Der Favoritenkreis umfasst die Top-Streethockeyteams der Welt, nämlich Kanada, Tschechien, Slowakei und die USA. Gewinnt eine andere Mannschaft den WM-Pokal wäre dies eine sehr grosse Überraschung. Nicht zu unterschätzen sind die Griechen, Finnen, Italiener und hoffentlich auch wir Schweizer, welche um eine Halbfinal-qualifikation kämpfen.
Was bedeutet es, dass die WM 2024 in der Schweiz stattfindet? Bringt sie zusätzlichen Druck auf das Team?
Eine Weltmeisterschaft im eigenen Land weckt immer grosse Erwartungen, von der Mannschaft, vom Publikumsaufmarsch und von der Nachhaltigkeit.
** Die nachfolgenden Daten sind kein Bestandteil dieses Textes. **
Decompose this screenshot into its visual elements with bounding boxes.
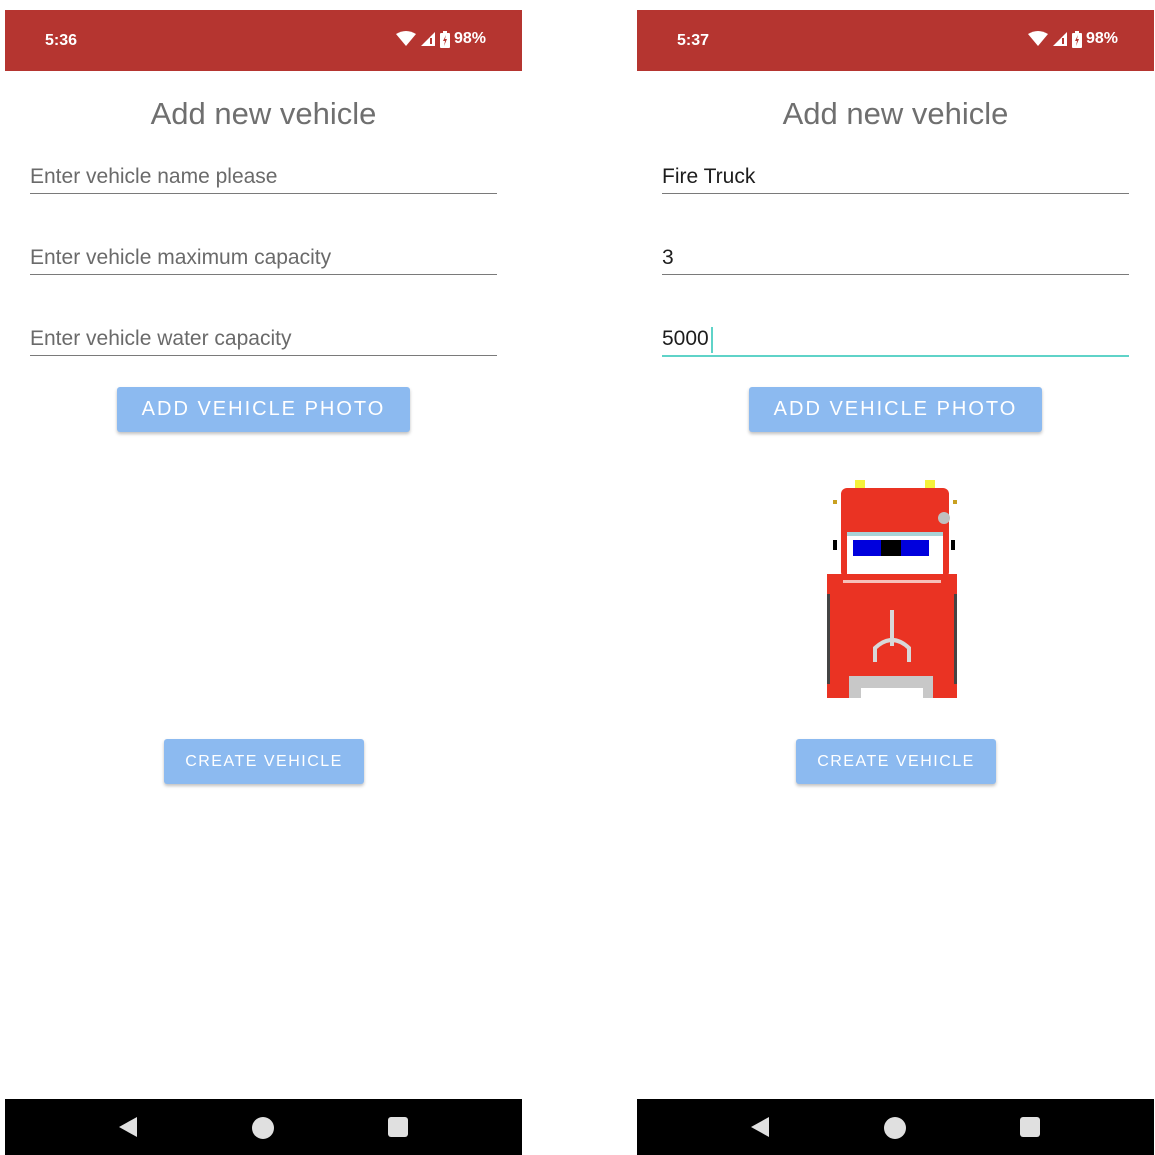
battery-percent: 98% [1085, 30, 1118, 47]
home-icon[interactable] [251, 1116, 275, 1140]
vehicle-name-field[interactable] [662, 153, 1129, 194]
water-capacity-input[interactable] [30, 327, 497, 351]
vehicle-name-field[interactable] [30, 153, 497, 194]
max-capacity-input[interactable] [30, 246, 497, 270]
recents-icon[interactable] [387, 1116, 409, 1138]
signal-icon [1052, 32, 1067, 46]
page-title: Add new vehicle [782, 96, 1009, 131]
screen-filled-form: 5:37 98% Add new vehicle ADD VEHICLE PHO… [637, 10, 1154, 1155]
recents-icon[interactable] [1019, 1116, 1041, 1138]
max-capacity-input[interactable] [662, 246, 1129, 270]
signal-icon [420, 32, 435, 46]
vehicle-name-input[interactable] [30, 165, 497, 189]
create-vehicle-button[interactable]: CREATE VEHICLE [164, 739, 364, 784]
water-capacity-field[interactable] [30, 315, 497, 356]
vehicle-name-input[interactable] [662, 165, 1129, 189]
max-capacity-field[interactable] [662, 234, 1129, 275]
navigation-bar [637, 1099, 1154, 1155]
add-vehicle-photo-button[interactable]: ADD VEHICLE PHOTO [117, 387, 410, 432]
back-icon[interactable] [750, 1116, 770, 1138]
max-capacity-field[interactable] [30, 234, 497, 275]
add-vehicle-photo-button[interactable]: ADD VEHICLE PHOTO [749, 387, 1042, 432]
status-time: 5:36 [45, 32, 78, 49]
battery-icon [1071, 30, 1082, 48]
screen-empty-form: 5:36 98% Add new vehicle ADD VEHICLE PHO… [5, 10, 522, 1155]
status-bar: 5:36 98% [5, 10, 522, 71]
home-icon[interactable] [883, 1116, 907, 1140]
water-capacity-field[interactable] [662, 315, 1129, 357]
wifi-icon [1027, 31, 1048, 46]
back-icon[interactable] [118, 1116, 138, 1138]
status-bar: 5:37 98% [637, 10, 1154, 71]
battery-percent: 98% [453, 30, 486, 47]
status-icons: 98% [395, 30, 486, 48]
navigation-bar [5, 1099, 522, 1155]
page-title: Add new vehicle [150, 96, 377, 131]
wifi-icon [395, 31, 416, 46]
text-cursor [711, 327, 713, 353]
status-time: 5:37 [677, 32, 710, 49]
create-vehicle-button[interactable]: CREATE VEHICLE [796, 739, 996, 784]
fire-truck-image [827, 480, 957, 698]
water-capacity-input[interactable] [662, 327, 1129, 351]
battery-icon [439, 30, 450, 48]
status-icons: 98% [1027, 30, 1118, 48]
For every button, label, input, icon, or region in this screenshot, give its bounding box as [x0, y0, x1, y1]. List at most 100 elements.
Die Beispiele Sierre (2003) und vor allem Zug (2015) lösten eine Euphorie aus, fanden doch viele Jugendliche Zugang zu dieser Sportart – nicht zuletzt auch durch das überzeugende Auftreten der Schweizer Nationalmannschaft. Weshalb sollen Visp und Raron Ausnahmen bilden?
Auch die Erwartungshaltung der Spieler ist gross, weshalb auch ein gewisser Druck auf ihnen lastet. Dies beurteile ich aber als „normal“ und bewältigbar. Das Kader umfasst neben den jungen Spielern auch 4 Spieler, welche bereits an der WM 2015 in Zug gespielt haben. Ihre wertvollen Erfahrungen dienen der ganzen Mannschaft.
Wichtig scheint mir, die anfänglich vorhandene Nervosität möglichst schnell abzustreifen und mit grossem Willen und Kampfkraft in jedes Spiel zu steigen. Jedes Spiel bildet eine neue Chance und diese gilt es zu nutzen.